“Father, what do you mean?” she asked anxiously.

“I don’t know what I mean,” he said as he patted her shoulder. “Things may work out as they do in stories. Perhaps . . .” He ruminated for a while. “Those pictures I took yesterday may be the making of me, Ella. But I’ve thought that of so many things. Always there seems to be a great possibility opening out, and always I have been disappointed. But I’m getting the knack of this picture taking. The apparatus is working splendidly, and the man who buys them—he has a shop in Wardour Street—told me that the quality of the films is improving with every new ‘shot.’ I took a mother duck on the nest, just as the youngsters were hatching out. I’m not quite sure how the picture will develop, because I had to be at some distance from the nest. As it was, I nearly scared the poor lady when I fixed the camera.”

Very wisely she did not pursue a subject which was painful to her.

That afternoon she saw a strange man standing in the roadway opposite the gate, looking toward the house. He was a gentleman, well dressed, and he was smoking a long cigar. She thought, by his shell glasses, that he might be an American, and when he spoke to her, his New England accent left no doubt. He came toward the gate, hat in hand.

“Am I right in thinking that I’m speaking to Miss Bennett?” he asked, and when she nodded: “My name is Broad. I was just taking a look round, and I seemed to remember that you lived somewhere in the neighbourhood. In fact, I think your brother told me to-day.”

“Are you a friend of Ray?” she asked.

“Why, no,” said Broad with a smile. “I can’t say that I’m a friend of Mr. Bennett; I’m what you might call a club acquaintance.”
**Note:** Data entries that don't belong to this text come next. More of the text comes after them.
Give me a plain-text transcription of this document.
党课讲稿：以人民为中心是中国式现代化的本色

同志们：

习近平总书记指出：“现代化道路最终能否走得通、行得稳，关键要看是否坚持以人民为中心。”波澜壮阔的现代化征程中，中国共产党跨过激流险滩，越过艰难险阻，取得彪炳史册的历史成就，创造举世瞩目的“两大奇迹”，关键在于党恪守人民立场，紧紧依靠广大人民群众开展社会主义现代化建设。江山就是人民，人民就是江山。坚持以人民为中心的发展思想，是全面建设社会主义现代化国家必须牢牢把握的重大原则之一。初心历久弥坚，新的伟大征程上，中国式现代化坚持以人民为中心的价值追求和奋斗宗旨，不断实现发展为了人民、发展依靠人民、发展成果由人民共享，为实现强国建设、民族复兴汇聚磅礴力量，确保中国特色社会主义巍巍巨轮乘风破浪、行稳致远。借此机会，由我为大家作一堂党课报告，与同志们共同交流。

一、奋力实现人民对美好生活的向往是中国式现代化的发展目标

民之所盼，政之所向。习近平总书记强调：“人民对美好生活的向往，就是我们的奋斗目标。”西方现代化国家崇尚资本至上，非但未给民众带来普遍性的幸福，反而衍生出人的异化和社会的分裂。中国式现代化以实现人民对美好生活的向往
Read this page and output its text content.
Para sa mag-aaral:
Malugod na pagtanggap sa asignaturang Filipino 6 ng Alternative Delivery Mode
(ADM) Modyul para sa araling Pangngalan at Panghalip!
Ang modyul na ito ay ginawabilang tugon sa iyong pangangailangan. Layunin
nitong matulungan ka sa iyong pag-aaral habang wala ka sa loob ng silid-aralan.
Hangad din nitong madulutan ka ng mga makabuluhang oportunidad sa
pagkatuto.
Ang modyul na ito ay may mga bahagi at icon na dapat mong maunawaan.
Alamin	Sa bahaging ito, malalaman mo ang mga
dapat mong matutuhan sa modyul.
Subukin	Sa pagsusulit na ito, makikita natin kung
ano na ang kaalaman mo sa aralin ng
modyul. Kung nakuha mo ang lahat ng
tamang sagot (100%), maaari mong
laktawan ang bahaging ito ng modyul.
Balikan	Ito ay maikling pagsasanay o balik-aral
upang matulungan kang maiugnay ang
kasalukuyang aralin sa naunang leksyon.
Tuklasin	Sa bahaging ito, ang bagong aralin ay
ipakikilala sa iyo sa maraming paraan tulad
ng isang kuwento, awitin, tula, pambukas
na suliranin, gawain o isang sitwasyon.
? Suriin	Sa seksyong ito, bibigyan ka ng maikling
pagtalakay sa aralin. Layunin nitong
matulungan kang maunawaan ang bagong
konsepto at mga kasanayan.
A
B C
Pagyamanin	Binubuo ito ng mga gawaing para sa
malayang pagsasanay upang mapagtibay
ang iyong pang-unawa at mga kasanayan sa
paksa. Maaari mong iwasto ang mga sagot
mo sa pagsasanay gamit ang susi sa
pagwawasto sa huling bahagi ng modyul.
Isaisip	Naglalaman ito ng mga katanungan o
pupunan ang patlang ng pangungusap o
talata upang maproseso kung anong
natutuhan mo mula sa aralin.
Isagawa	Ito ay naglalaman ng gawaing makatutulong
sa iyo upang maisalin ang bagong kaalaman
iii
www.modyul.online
He made no attempt to approach her any closer, and apparently he did not expect to be invited into the house on the strength of his acquaintance with Ray Bennett. Presently, with a commonplace remark about the weather (he had caught the English habit perfectly) he moved off, and from the gate she saw him walking up towards the wood road. That long cul-de-sac was a favourite parking place of motorists who came to the neighbourhood, and she was not surprised when, a few minutes later, she saw the car come out. Mr. Broad raised his hat as he passed, and waved a little greeting to some person who was invisible to her. Her curiosity whetted, she opened the gate and walked on to the road. A little way down, a man was sitting on a tree trunk, reading a newspaper and smoking a large-bowled pipe. An hour later, when she came out, he was still there, but this time he was standing; a tall, soldier-like-looking man, who turned his head away when she looked in his direction. A detective, she thought, in dismay.

Her instinct was not at fault: of that she was sure. For some reason or other, Maytree Cottage was under observation. At first she was frightened, then indignant. She had half a mind to go into the village and telephone to Elk, to demand an explanation. Somehow it never occurred to her to be angry with Dick, though he was solely responsible for placing the men who were guarding her day and night.

She went to bed early, setting her alarm for three o’clock. She woke before the bell roused her, and, dressing quickly, went down to make some coffee. As she passed her father’s door, he called her.